As central banks lose authority, might credit-rating agencies play the watchdog role? By acting swiftly to downgrade debt, they would constrain companies (and countries) from borrowing too much. But the agencies tend to lean with the wind, rather than against it. They upgrade debt when the economy is booming and downgrade it when recession strikes. If the central banks do eventually slam on the brakes, therefore, the rating agencies will only exacerbate the downturn. As asset ratings fall, investors will be forced to sell their holdings and credit will be withdrawn from the system. Thanks to the financial markets, central banks now struggle to police the economy. But this may imply that the bust, when it comes, is as hard to control as the boom that preceded it.
The sub prime situation is in fact a good "case in point" example of this process at work. And after the agencies themselves admit the problems were worse than previously anticipated, then the markets, predictably, also over-react. So the question I am asking is, would we all now really like to see this situation replicated in the case of the Italian debt problem, or the Baltic overheating issue? Would we, or the EU Commission, be happy with the outcome?
I think in this kind of area it is better not to tempt fate, or call on others to do what you are not prepared to do yourself. In the event that the Italian government is one day forced to default on its sovereign debt, will we be holding the European Commission itself responsible in the way that they would now try to point the finger at Standard and Poor's or Moody's? The root of the problem here is that the EU itself needs to be able to make accurate and clear assessments of the underlying issues involved on its own account, and to develop the capacity to face up to difficult decisions, take them, and then make them stick, rather than simply fudging everything in an ongoing process of political "deals" and horse trading. Nor is it a solution, when the going gets really tough, to outsource responsibility to agencies which really are neither designed for, or adequate to, the task in hand.

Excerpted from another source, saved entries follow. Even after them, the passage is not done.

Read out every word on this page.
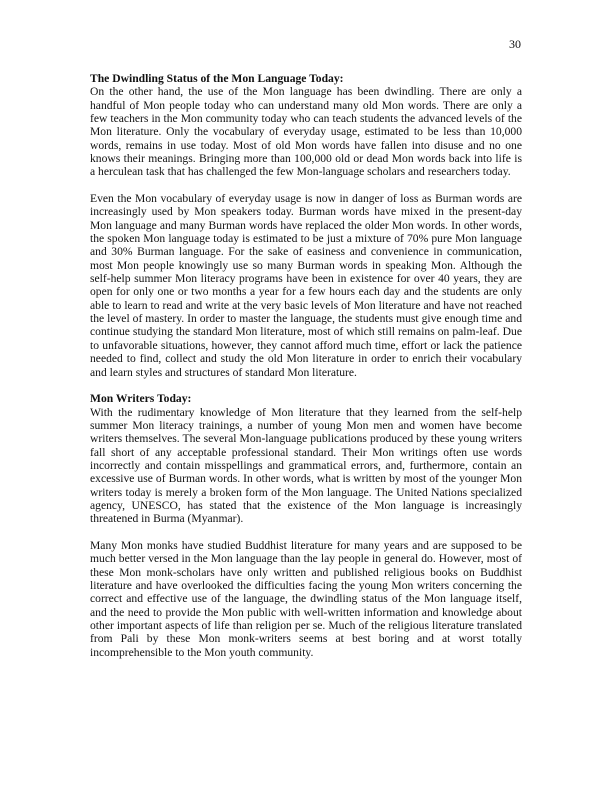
30

The Dwindling Status of the Mon Language Today:

On the other hand, the use of the Mon language has been dwindling. There are only a handful of Mon people today who can understand many old Mon words. There are only a few teachers in the Mon community today who can teach students the advanced levels of the Mon literature. Only the vocabulary of everyday usage, estimated to be less than 10,000 words, remains in use today. Most of old Mon words have fallen into disuse and no one knows their meanings. Bringing more than 100,000 old or dead Mon words back into life is a herculean task that has challenged the few Mon-language scholars and researchers today.

Even the Mon vocabulary of everyday usage is now in danger of loss as Burman words are increasingly used by Mon speakers today. Burman words have mixed in the present-day Mon language and many Burman words have replaced the older Mon words. In other words, the spoken Mon language today is estimated to be just a mixture of 70% pure Mon language and 30% Burman language. For the sake of easiness and convenience in communication, most Mon people knowingly use so many Burman words in speaking Mon. Although the self-help summer Mon literacy programs have been in existence for over 40 years, they are open for only one or two months a year for a few hours each day and the students are only able to learn to read and write at the very basic levels of Mon literature and have not reached the level of mastery. In order to master the language, the students must give enough time and continue studying the standard Mon literature, most of which still remains on palm-leaf. Due to unfavorable situations, however, they cannot afford much time, effort or lack the patience needed to find, collect and study the old Mon literature in order to enrich their vocabulary and learn styles and structures of standard Mon literature.

Mon Writers Today:

With the rudimentary knowledge of Mon literature that they learned from the self-help summer Mon literacy trainings, a number of young Mon men and women have become writers themselves. The several Mon-language publications produced by these young writers fall short of any acceptable professional standard. Their Mon writings often use words incorrectly and contain misspellings and grammatical errors, and, furthermore, contain an excessive use of Burman words. In other words, what is written by most of the younger Mon writers today is merely a broken form of the Mon language. The United Nations specialized agency, UNESCO, has stated that the existence of the Mon language is increasingly threatened in Burma (Myanmar).

Many Mon monks have studied Buddhist literature for many years and are supposed to be much better versed in the Mon language than the lay people in general do. However, most of these Mon monk-scholars have only written and published religious books on Buddhist literature and have overlooked the difficulties facing the young Mon writers concerning the correct and effective use of the language, the dwindling status of the Mon language itself, and the need to provide the Mon public with well-written information and knowledge about other important aspects of life than religion per se. Much of the religious literature translated from Pali by these Mon monk-writers seems at best boring and at worst totally incomprehensible to the Mon youth community.
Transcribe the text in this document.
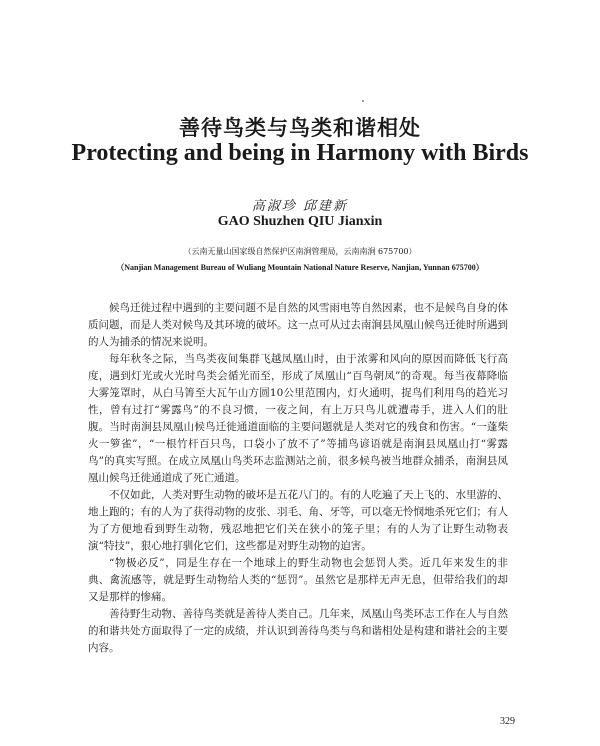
善待鸟类与鸟类和谐相处
Protecting and being in Harmony with Birds
高淑珍 邱建新
GAO Shuzhen QIU Jianxin
（云南无量山国家级自然保护区南涧管理局，云南南涧 675700）
（Nanjian Management Bureau of Wuliang Mountain National Nature Reserve, Nanjian, Yunnan 675700）

候鸟迁徙过程中遇到的主要问题不是自然的风雪雨电等自然因素，也不是候鸟自身的体质问题，而是人类对候鸟及其环境的破坏。这一点可从过去南涧县凤凰山候鸟迁徙时所遇到的人为捕杀的情况来说明。

每年秋冬之际，当鸟类夜间集群飞越凤凰山时，由于浓雾和风向的原因而降低飞行高度，遇到灯光或火光时鸟类会循光而至，形成了凤凰山“百鸟朝凤”的奇观。每当夜幕降临大雾笼罩时，从白马箐至大瓦午山方圆10公里范围内，灯火通明，捉鸟们利用鸟的趋光习性，曾有过打“雾露鸟”的不良习惯，一夜之间，有上万只鸟儿就遭毒手，进入人们的肚腹。当时南涧县凤凰山候鸟迁徙通道面临的主要问题就是人类对它的残食和伤害。“一蓬柴火一箩雀”，“一根竹杆百只鸟，口袋小了放不了”等捕鸟谚语就是南涧县凤凰山打“雾露鸟”的真实写照。在成立凤凰山鸟类环志监测站之前，很多候鸟被当地群众捕杀，南涧县凤凰山候鸟迁徙通道成了死亡通道。

不仅如此，人类对野生动物的破坏是五花八门的。有的人吃遍了天上飞的、水里游的、地上跑的；有的人为了获得动物的皮张、羽毛、角、牙等，可以毫无怜悯地杀死它们；有人为了方便地看到野生动物，残忍地把它们关在狭小的笼子里；有的人为了让野生动物表演“特技”，狠心地打驯化它们，这些都是对野生动物的迫害。

“物极必反”，同是生存在一个地球上的野生动物也会惩罚人类。近几年来发生的非典、禽流感等，就是野生动物给人类的“惩罚”。虽然它是那样无声无息，但带给我们的却又是那样的惨痛。

善待野生动物、善待鸟类就是善待人类自己。几年来，凤凰山鸟类环志工作在人与自然的和谐共处方面取得了一定的成绩，并认识到善待鸟类与鸟和谐相处是构建和谐社会的主要内容。

329
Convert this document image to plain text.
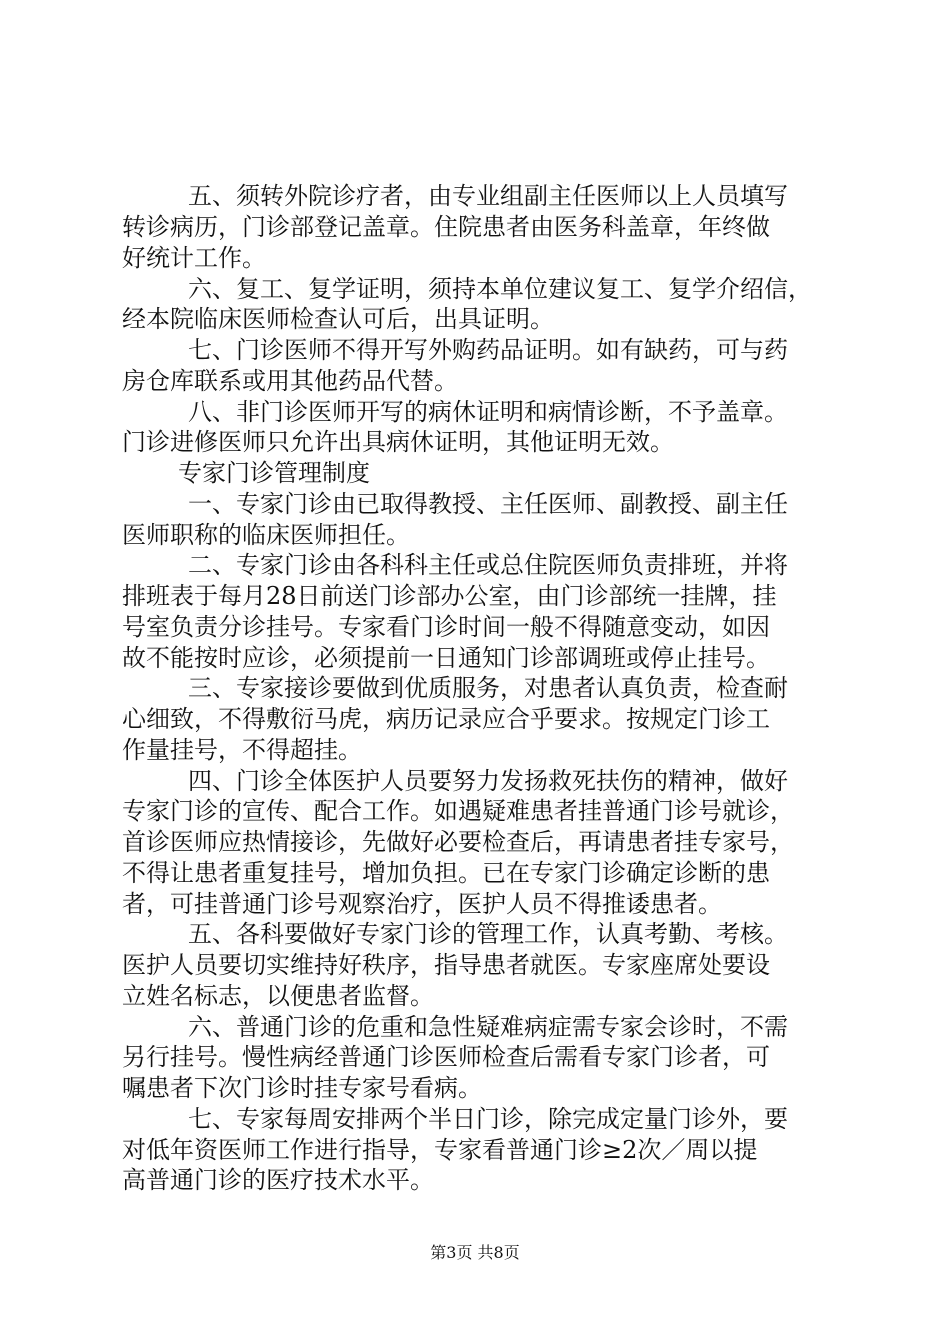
五、须转外院诊疗者，由专业组副主任医师以上人员填写
转诊病历，门诊部登记盖章。住院患者由医务科盖章，年终做
好统计工作。
六、复工、复学证明，须持本单位建议复工、复学介绍信，
经本院临床医师检查认可后，出具证明。
七、门诊医师不得开写外购药品证明。如有缺药，可与药
房仓库联系或用其他药品代替。
八、非门诊医师开写的病休证明和病情诊断，不予盖章。
门诊进修医师只允许出具病休证明，其他证明无效。
专家门诊管理制度
一、专家门诊由已取得教授、主任医师、副教授、副主任
医师职称的临床医师担任。
二、专家门诊由各科科主任或总住院医师负责排班，并将
排班表于每月28日前送门诊部办公室，由门诊部统一挂牌，挂
号室负责分诊挂号。专家看门诊时间一般不得随意变动，如因
故不能按时应诊，必须提前一日通知门诊部调班或停止挂号。
三、专家接诊要做到优质服务，对患者认真负责，检查耐
心细致，不得敷衍马虎，病历记录应合乎要求。按规定门诊工
作量挂号，不得超挂。
四、门诊全体医护人员要努力发扬救死扶伤的精神，做好
专家门诊的宣传、配合工作。如遇疑难患者挂普通门诊号就诊，
首诊医师应热情接诊，先做好必要检查后，再请患者挂专家号，
不得让患者重复挂号，增加负担。已在专家门诊确定诊断的患
者，可挂普通门诊号观察治疗，医护人员不得推诿患者。
五、各科要做好专家门诊的管理工作，认真考勤、考核。
医护人员要切实维持好秩序，指导患者就医。专家座席处要设
立姓名标志，以便患者监督。
六、普通门诊的危重和急性疑难病症需专家会诊时，不需
另行挂号。慢性病经普通门诊医师检查后需看专家门诊者，可
嘱患者下次门诊时挂专家号看病。
七、专家每周安排两个半日门诊，除完成定量门诊外，要
对低年资医师工作进行指导，专家看普通门诊≥2次／周以提
高普通门诊的医疗技术水平。
第3页 共8页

Bloomberg also has a timely piece on the background to the whole constant proportion debt obligations situation. And note this:
The legacy built by John Moody and Henry Varnum Poor a century or more ago is being tarnished by losses on securities linked to everything from subprime mortgages that the firms failed to downgrade before it was too late to high-yield, high- risk loans. Bonds backed by mortgages to people with poor credit fell by more than 50 cents on the dollar in June before the companies started to slash their ratings.
Ratings firms ``used to be seen as good, objective folks dressed in white, who you could count on to give reliable opinions,'' said Christopher Whalen, an analyst at Institutional Risk Analytics, a research firm in Hawthorne, California, that writes software for auditors to determine if banks are accurately valuing their assets. ``But when they got involved in structuring and pricing these deals, I think they crossed the line. They have lost a lot of credibility.''
I think this is the point. Too much importance and pressure has been placed on these agencies, can they really be blamed to such an extent when it turns out they can't hack it? We need to think carefully about the sovereign debt issue in the context of steadily ageing populations. Other mechanisms have to be found.